The loss of his parents, the abrupt transition from life in urban Texas to life in rural Tennessee, and the shock knowing the animals he's eating for dinner on his grandparents' farm, are all hard on Little Joe. Daddy and Mother Washington--Persifor and Frances--are strong, loving, and understanding, though, and work to give him a sense of security and a grounding in values that will last him a lifetime.
Because World War II is under way, they deal with rationing, with troops moving into the area for training and maneuvers, and getting word of the deaths of young men they know.
Young parents today may be shocked at the degree of risk and danger that was a normal part of growing up prior to about a generation ago.
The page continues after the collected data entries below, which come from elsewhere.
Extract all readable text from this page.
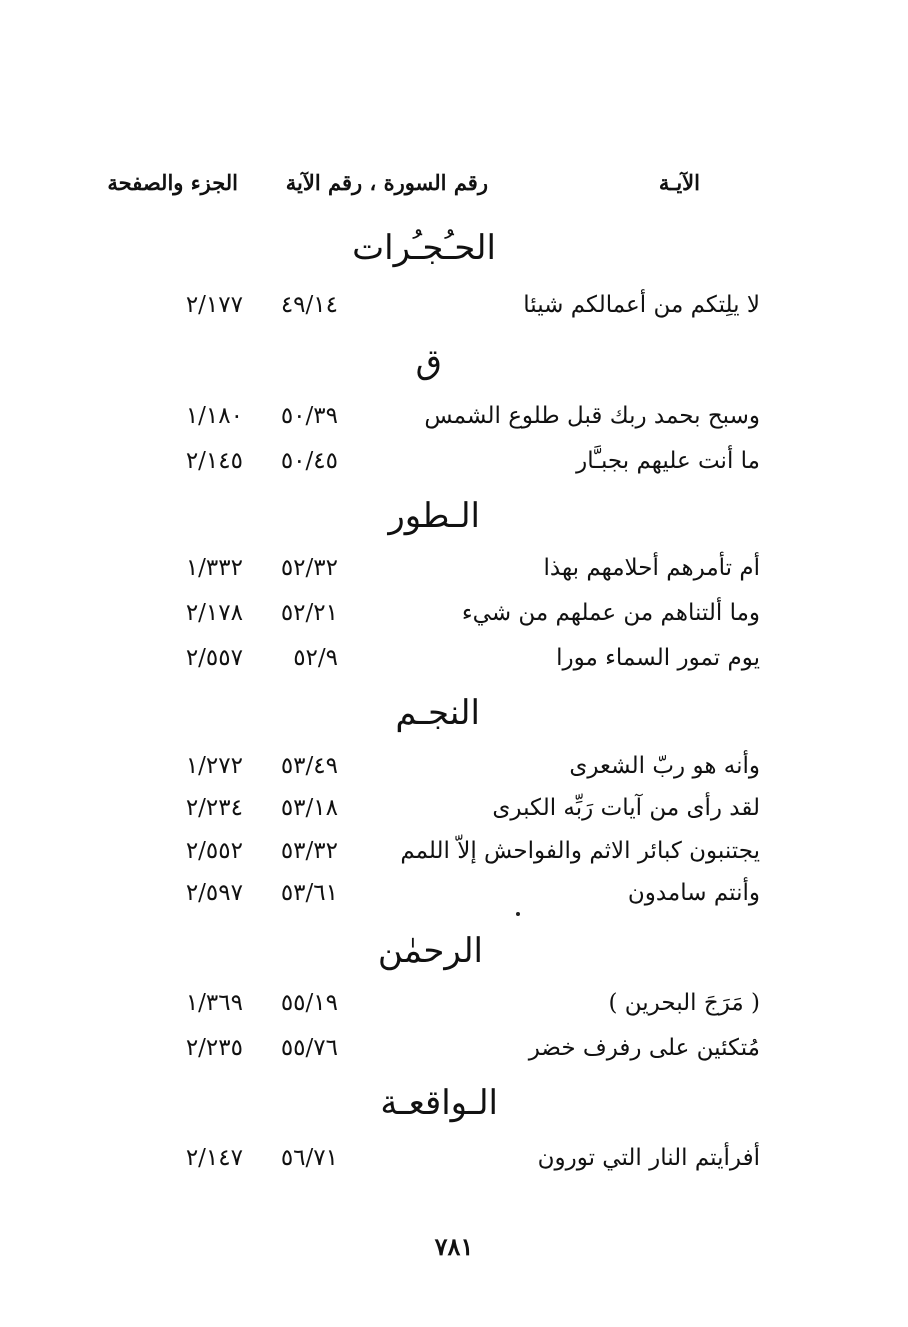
الآيـة
رقم السورة ، رقم الآية
الجزء والصفحة
الحـُجـُرات
لا يلِتكم من أعمالكم شيئا
٤٩/١٤
٢/١٧٧
ق
وسبح بحمد ربك قبل طلوع الشمس
٥٠/٣٩
١/١٨٠
ما أنت عليهم بجبـَّار
٥٠/٤٥
٢/١٤٥
الـطور
أم تأمرهم أحلامهم بهذا
٥٢/٣٢
١/٣٣٢
وما ألتناهم من عملهم من شيء
٥٢/٢١
٢/١٧٨
يوم تمور السماء مورا
٥٢/٩
٢/٥٥٧
النجـم
وأنه هو ربّ الشعرى
٥٣/٤٩
١/٢٧٢
لقد رأى من آيات رَبِّه الكبرى
٥٣/١٨
٢/٢٣٤
يجتنبون كبائر الاثم والفواحش إلاّ اللمم
٥٣/٣٢
٢/٥٥٢
وأنتم سامدون
٥٣/٦١
٢/٥٩٧
الرحمٰن
( مَرَجَ البحرين )
٥٥/١٩
١/٣٦٩
مُتكئين على رفرف خضر
٥٥/٧٦
٢/٢٣٥
الـواقعـة
أفرأيتم النار التي تورون
٥٦/٧١
٢/١٤٧
٧٨١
What kind of childhood is it, when you don't get a chance to blow something up?
Because it's the 1940s, Little Joe encounters the effects of Jim Crow on the family of a man who works for his grandfather, and the first stirrings of the Civil Rights movement, and his grandmother's calm but firm rejection of the racism around them.
An excellent and moving story, and a glimpse into an important part of our past. Highly recommended.
I received a free electronic galley of this book from the publisher via NetGalley.